Nuestras vidas están cada vez más sujetas a modelos de suscripción que nos ofrecen lo que buscamos durante un periodo determinado a cambio de dinero o de nuestros datos (que todavía tienen más valor). El día de mañana será muy complicado enseñar a nuestros hijos y nietos la colección de música que has ido haciendo a lo largo de tu vida, los libros con los que has crecido, las películas que te hicieron soñar y los álbumes de fotos que has ido completando desde tu infancia. Me imagino contándole a mi hija cómo conocí a su madre pero no poder enseñarle ninguna foto porque verás hija, resulta que Papá guardaba todo en el drive y de un día para otro perdió las contraseñas. También me imagino el día de su boda, dando un discurso que he ido escribiendo con los años pero que por caprichos del destino, la app me ha cancelado la cuenta por no renovar la suscripción. Me la imagino pidiéndome un año de Spotify o Netflix como regalo de los 18 o el nuevo iphone 30 el día de su graduación. Me imagino su futura casa de alquiler en el extrarradio que paga mensualmente por suscripción, compartiendo piso con 3 desconocidos que ha encontrado con otra app de suscripción, donde tiene instaladas pantallas digitales de pago que le recomiendan lo que tiene que comer, las horas que tiene que dormir acorde a su ritmo circadiano y con quién relacionarse según el algoritmo de una aplicación.

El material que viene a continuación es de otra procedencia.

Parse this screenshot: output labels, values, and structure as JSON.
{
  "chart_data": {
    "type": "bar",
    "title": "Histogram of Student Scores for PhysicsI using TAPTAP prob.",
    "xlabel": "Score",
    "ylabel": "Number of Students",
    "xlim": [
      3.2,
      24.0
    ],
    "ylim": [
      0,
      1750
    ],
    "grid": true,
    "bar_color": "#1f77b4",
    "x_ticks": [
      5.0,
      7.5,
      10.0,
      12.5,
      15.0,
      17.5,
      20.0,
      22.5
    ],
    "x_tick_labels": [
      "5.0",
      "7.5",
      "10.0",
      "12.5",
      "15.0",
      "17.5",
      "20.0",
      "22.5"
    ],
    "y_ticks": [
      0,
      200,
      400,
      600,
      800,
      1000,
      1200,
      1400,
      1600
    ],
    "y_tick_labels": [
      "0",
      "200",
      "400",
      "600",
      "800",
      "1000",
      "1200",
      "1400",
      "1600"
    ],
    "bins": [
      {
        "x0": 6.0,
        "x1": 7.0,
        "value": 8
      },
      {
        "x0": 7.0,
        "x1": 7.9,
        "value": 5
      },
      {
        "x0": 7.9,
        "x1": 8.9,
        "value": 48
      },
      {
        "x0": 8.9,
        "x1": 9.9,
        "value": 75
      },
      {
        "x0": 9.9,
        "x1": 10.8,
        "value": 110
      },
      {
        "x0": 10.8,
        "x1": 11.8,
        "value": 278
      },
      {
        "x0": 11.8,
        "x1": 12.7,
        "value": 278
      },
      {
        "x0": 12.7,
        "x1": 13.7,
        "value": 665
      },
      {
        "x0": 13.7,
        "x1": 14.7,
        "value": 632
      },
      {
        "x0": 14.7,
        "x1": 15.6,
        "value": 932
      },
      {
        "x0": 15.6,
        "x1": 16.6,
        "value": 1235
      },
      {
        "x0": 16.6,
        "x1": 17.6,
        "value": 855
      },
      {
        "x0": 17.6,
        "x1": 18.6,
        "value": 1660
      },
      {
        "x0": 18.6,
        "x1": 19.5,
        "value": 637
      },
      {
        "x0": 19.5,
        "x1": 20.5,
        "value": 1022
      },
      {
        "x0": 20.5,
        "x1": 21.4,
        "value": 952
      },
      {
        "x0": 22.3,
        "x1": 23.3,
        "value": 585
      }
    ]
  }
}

Cuando pienso en todo esto me entra un escalofrío, me refugio en mi cajón de las cosas analógicas y cargo de tinta la pluma de mi abuelo, pongo un carrete nuevo a la Olympus y hago sonar un vinilo como si eso fuese un pequeño paliativo para enfrentar el loco día a día del año 2025. Al cabo de un rato, cuando ya estoy de nuevo en la frecuencia adecuada, abro el ordenador y escribo en este pequeño espacio virtual de suscripción que algún día, cuando deje de ser rentable para alguien al otro lado del océano, echará el cierre para siempre y me pillará sin haber guardado todo el contenido en algún lugar de la nube.